The SPR was established after the Arab oil embargo of 1973-74, which caused oil and gasoline prices to nearly quadruple, leading to a long and nasty U.S. recession.

The SPR's 600 million barrels of oil could allow the United States to survive for up to 60 days without any oil imports and for up to 300 days without imports from the Persian Gulf.

Its oil is meant for use only in the event of oil supply shortages "of significant scope or duration" that hurt the economy. Though it's been used in other ways -- including a sale made to help balance the federal budget in 1996 -- President Bush has long held that he won't touch the SPR except in extreme cases.

"The SPR is, by design, to be used for severe disruptions of the market. That is a type that has not occurred," White House spokesman Ari Fleischer said last December, a stand the administration has maintained ever since. War might lead to tapping the SPR

Some analysts think the eruption of hostilities in Iraq -- which could happen in the next few weeks -- will be the right moment to tap the SPR.

Bush's father did the same thing at the start of the Gulf War in 1991, authorizing the sale of 14 million barrels from the SPR at the same time he announced that the military effort to drive Iraqi forces from Kuwait had begun. The average price of a barrel of crude oil plummeted from $32.25 on Jan. 16, 1991, the day of the announcement, to $21.48 the following day.

The idea that the United States was willing to keep oil flowing through the market provided a big psychological boost, analysts said -- a boost that might soon be necessary again.

"The market is so fragile that there needs to be an announcement [of SPR tapping] simultaneously with the announcement of war," said Larry Goldstein, President of PIRA Energy Group, who along with PIRA Chairman John Lichtblau, authored the SPR concept in 1971. "Barrels and bombs must be released simultaneously."

Though Goldstein and Lichtblau criticized the first President Bush for not tapping the SPR sooner, Goldstein said the current President Bush should wait in this instance because it's possible the SPR release might not be necessary -- there might not be a war at all.
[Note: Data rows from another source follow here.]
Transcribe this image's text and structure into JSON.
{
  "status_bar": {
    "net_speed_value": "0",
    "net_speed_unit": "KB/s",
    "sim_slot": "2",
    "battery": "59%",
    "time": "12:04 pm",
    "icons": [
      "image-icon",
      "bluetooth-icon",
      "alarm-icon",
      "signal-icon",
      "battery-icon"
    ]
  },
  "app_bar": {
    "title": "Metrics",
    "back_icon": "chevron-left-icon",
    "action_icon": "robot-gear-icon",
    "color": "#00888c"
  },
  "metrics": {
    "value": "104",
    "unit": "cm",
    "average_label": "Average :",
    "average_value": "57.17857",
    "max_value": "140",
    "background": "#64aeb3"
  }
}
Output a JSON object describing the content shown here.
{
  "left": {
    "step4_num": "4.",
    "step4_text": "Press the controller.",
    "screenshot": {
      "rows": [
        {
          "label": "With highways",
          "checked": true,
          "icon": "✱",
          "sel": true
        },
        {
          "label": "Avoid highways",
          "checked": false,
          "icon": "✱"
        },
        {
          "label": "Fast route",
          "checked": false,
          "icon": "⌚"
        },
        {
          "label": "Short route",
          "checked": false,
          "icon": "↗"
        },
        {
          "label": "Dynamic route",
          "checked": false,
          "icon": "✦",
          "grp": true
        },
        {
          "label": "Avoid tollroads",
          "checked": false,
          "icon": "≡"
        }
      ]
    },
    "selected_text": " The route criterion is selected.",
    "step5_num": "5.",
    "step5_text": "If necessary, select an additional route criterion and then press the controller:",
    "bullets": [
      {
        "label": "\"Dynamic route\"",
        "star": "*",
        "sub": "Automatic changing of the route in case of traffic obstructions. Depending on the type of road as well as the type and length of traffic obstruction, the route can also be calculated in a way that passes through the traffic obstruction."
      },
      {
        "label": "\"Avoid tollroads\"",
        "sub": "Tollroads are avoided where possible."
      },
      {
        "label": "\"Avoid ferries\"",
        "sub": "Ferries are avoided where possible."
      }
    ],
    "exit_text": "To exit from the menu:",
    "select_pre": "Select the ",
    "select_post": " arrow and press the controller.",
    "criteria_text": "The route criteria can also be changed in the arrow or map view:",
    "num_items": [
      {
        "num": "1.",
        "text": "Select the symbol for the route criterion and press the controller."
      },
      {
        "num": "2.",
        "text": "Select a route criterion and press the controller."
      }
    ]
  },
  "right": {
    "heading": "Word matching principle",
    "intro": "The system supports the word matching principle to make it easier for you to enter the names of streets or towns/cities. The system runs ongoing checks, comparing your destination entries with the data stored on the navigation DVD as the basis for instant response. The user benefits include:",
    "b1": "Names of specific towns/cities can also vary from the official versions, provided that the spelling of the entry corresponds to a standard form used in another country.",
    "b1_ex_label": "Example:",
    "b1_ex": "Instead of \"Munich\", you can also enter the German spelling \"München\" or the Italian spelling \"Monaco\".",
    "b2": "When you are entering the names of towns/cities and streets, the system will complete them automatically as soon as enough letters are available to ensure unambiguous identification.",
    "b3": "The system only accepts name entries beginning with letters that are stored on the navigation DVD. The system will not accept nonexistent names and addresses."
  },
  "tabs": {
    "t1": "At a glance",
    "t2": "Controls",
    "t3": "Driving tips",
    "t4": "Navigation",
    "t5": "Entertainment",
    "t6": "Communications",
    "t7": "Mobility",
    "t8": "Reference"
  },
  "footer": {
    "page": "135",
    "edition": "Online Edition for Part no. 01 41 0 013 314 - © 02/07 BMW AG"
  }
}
And other analysts note that simply going to war might not be enough to constitute a supply emergency; Bush might not tap the SPR until he sees actual disruption in supply.

After all, oil prices will probably fall a bit once war begins simply because traders will be relieved that the build-up to war is over; and prices would be falling in the spring anyway, when demand for heating oil drops.

"We could suddenly have oversupply and weaker demand, and that will probably bring oil prices down on their own," said Gheit of Fahnestock & Co.